12:13pm. I step out of the room to take a phone call just as Meg Zervoulis, our Music Director, begins teaching the cast a rousing group number.

12:22pm. I re-enter the room and am immediately hit by a wall of sound. Eight booming voices, somehow confidently singing notes they’ve just learned. It’s completely energizing hearing Music Supervisor Will Reynolds’ arrangements sung by this cast. And this is just the beginning!

1:00pm. Full Company called. Ten out of ten actors present. One by one we share our names with the group.

1:08pm. Our first read-through of the forty-five minute cut. Immediately illuminating and productive. An actor simply reading a line differently than I’d intended can teach me something about the line. I also realize, in trimming the script, the last beat has lost some clarity. But on the whole, it seems to flow nicely. I'm especially relieved to hear laughter. The cast is having fun. Why on earth was I worried they wouldn't like it? Of course they love it. They've never been more proud to work on anything ever in their entire careers ever.

2:21pm. Sinking into a black hole of self-doubt. In cutting it down to forty-five minutes, I've drained our show of all its charm. Who am I kidding, it was barely charming to begin with. What the hell am I doing? Who do I think I'm fooling?!

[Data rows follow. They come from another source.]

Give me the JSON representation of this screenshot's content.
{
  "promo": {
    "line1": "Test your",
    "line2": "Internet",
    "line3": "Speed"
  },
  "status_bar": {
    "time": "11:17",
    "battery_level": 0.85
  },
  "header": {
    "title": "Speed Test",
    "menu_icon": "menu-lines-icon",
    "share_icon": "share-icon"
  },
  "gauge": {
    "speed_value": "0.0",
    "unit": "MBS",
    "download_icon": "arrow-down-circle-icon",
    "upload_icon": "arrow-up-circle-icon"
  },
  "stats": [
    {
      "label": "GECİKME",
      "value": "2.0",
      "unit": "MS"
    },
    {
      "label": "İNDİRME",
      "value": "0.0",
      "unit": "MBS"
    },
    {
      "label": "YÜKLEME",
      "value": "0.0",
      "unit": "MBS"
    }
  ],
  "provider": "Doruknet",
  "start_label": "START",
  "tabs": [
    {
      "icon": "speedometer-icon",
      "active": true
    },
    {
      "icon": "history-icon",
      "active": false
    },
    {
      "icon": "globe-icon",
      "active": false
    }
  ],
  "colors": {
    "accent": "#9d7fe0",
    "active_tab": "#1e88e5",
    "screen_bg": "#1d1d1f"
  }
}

2:24pm. Andrew gives me half of his energy bar. Sanity restored. 

3:10pm. Equity break time. I'm not a huge fan of these official breaks. I always feel vaguely guilty throughout, like I'm breaking the rules if I chat with an actor. 
So I try to keep my head in my script. But it's hard with so many friendly faces in the room. One glance at Annaleigh Ashford and spontaneous smiling ensues. I overhear Nick Wyman telling a story and can’t help but laugh along.

3:37pm. Facetime with Breedlove. He can’t be here for rehearsals because he’s currently on tour, wearing his performer hat, an opening act for Lady Gaga. Thanks to modern technology, he gets to chat with the cast. After the call, we get back to work. Breedlove gets back to gallivanting around Europe. I hope he brings me back a present, ahem.

3:42pm. Actors continue learning music. I try to keep my head in my script but I can't stop watching these actors work. It’s incredible hearing them sight read the score with impressive accuracy. We’ve got a cast of pros.

4:09pm. Lewis Cleale, our Stu, notes that the four oldest actors in the cast have all hung onto their AOL email addresses. He insists his is ironic.

4:25pm. We work out the timing of a tricky song-and-dialogue section, hitting it over and over, trimming lines to fit the music, finessing tempi to accommodate the spoken words. There’s stuff you can't do until you’ve gathered all the elements in the room. This is the fun part. Standing at the piano, walking to an actor to deliver a line change, pacing in the back while they try again. I like standing at rehearsal. I feel more creative standing up.

5:00pm. End of rehearsal. That wasn’t so bad. Energizing, in fact. I head home to revise the last few pages of our draft. Grateful to have an assignment. I do better if I have something tangible to worry about.